A POETRIA tem o prazer de lhes endereçar o convite para a apresentação do livro "Monique" de Luisa Coelho, dia 8 de Janeiro de 2008, no Palácio dos Balsemão, na praça Carlos Alberto, Porto, às 21.30h, com a presença da escritora.

Nascida em Angola e de nacionalidade portuguesa, Luísa Coelho é Licenciada em Filologia Germânica, Mestre em Filosofia Política, e Doutorada em Semiótica pela Universidade de Utrecht. Ensinou língua e literatura portuguesas em vários países da Europa, nomeadamente nos Países Baixos, na Áustria, na Universidade de Innsbruck, e em França, na Universidade de
Amiens. Trabalhou durante cinco anos na Universidade de Brasília e, desde 2006, é professora na Universidade Agostinho Neto, Luanda.

É escritora e poeta e tem publicadas várias obras de ficção, entre as quais, "O canto de amor das baleias" (1992), "Cavalgar um raio de luz" (2000) e "Monique" (2004).

***Monique* é a aventura de uma resposta. Uma resposta íntima e tardia a um interlocutor para sempre ausente. É a carta de Monique a *Alexis*, o personagem-título da obra de Marguerite Yourcenar, publicado em 1929. A escritora francesa, nesta sua primeira obra, deixa-nos uma longa carta de adeus, um monólogo epistolar de um homem à sua jovem mulher, com quem esteve casado apenas três anos e que acaba de dar à luz a uma criança, para lhe explicar as razões da sua ruptura. Ele deseja começar uma vida nova, ser pianista, romper com a mentira e abandonar-se ao seu instinto que o atrai para os homens. De um grande pudor e de uma contenção admirável, a leitura desta carta suscita uma resposta. É do desafio da resposta a essa carta que este texto se ocupa.

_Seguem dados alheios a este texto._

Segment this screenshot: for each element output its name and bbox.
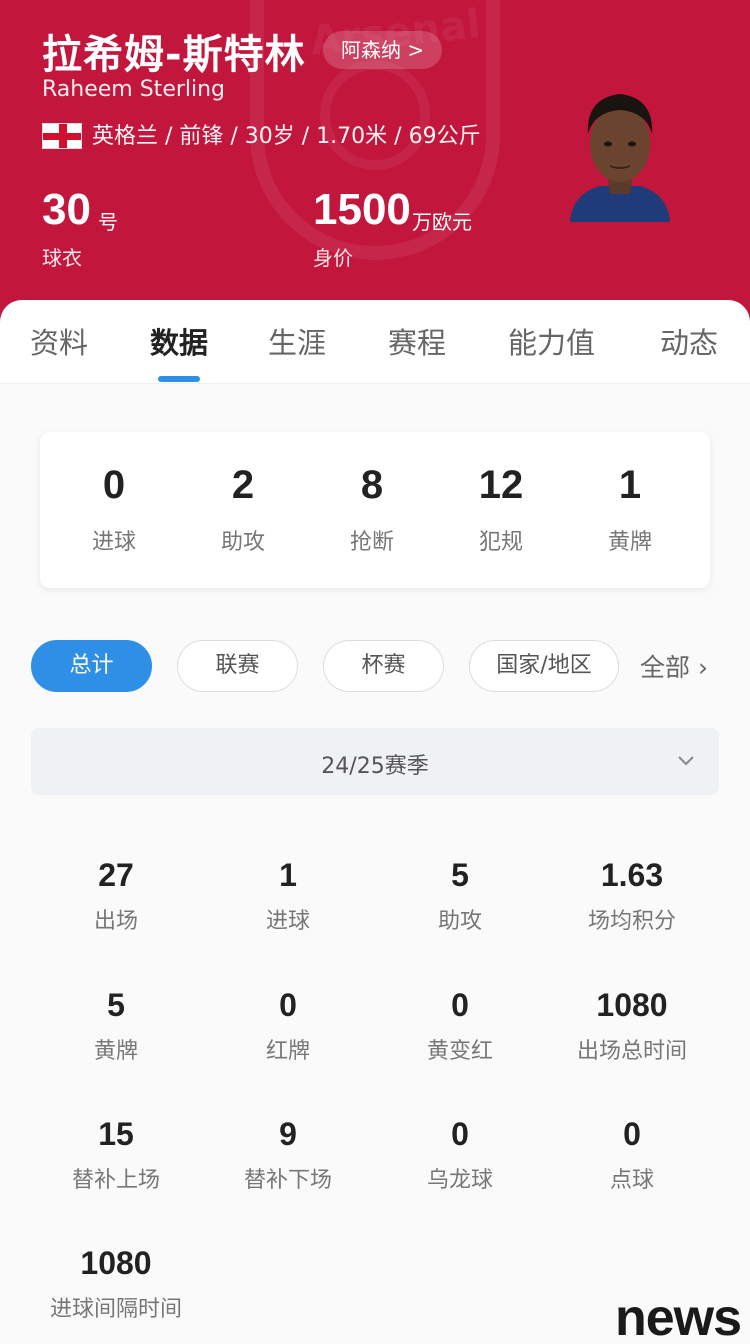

*Monique *explora não somente uma simples resposta para a carta de Alexis, mas abre a porta para que conheçamos a percepção da mulher sobre o seu papel na sociedade em que vivia, mas também da sua vida pessoal, algo inimaginável para o marido e o restante da sociedade.

Com a leitura da carta-resposta de Monique, descortinam-se os limites finitos do conhecimento que Alexis tinha da esposa com quem viveu por três anos. Luísa Coelho, com essa carta-resposta, ajuda-nos a repensar um clássico da literatura mundial.

Esta apresentação insere-se na linha de qualidade cultural que a POETRIA se tem orgulhado de conferir aos eventos que promove. Porque estamos certos de que se trata de algo A NÃO PERDER, contamos com a sua presença.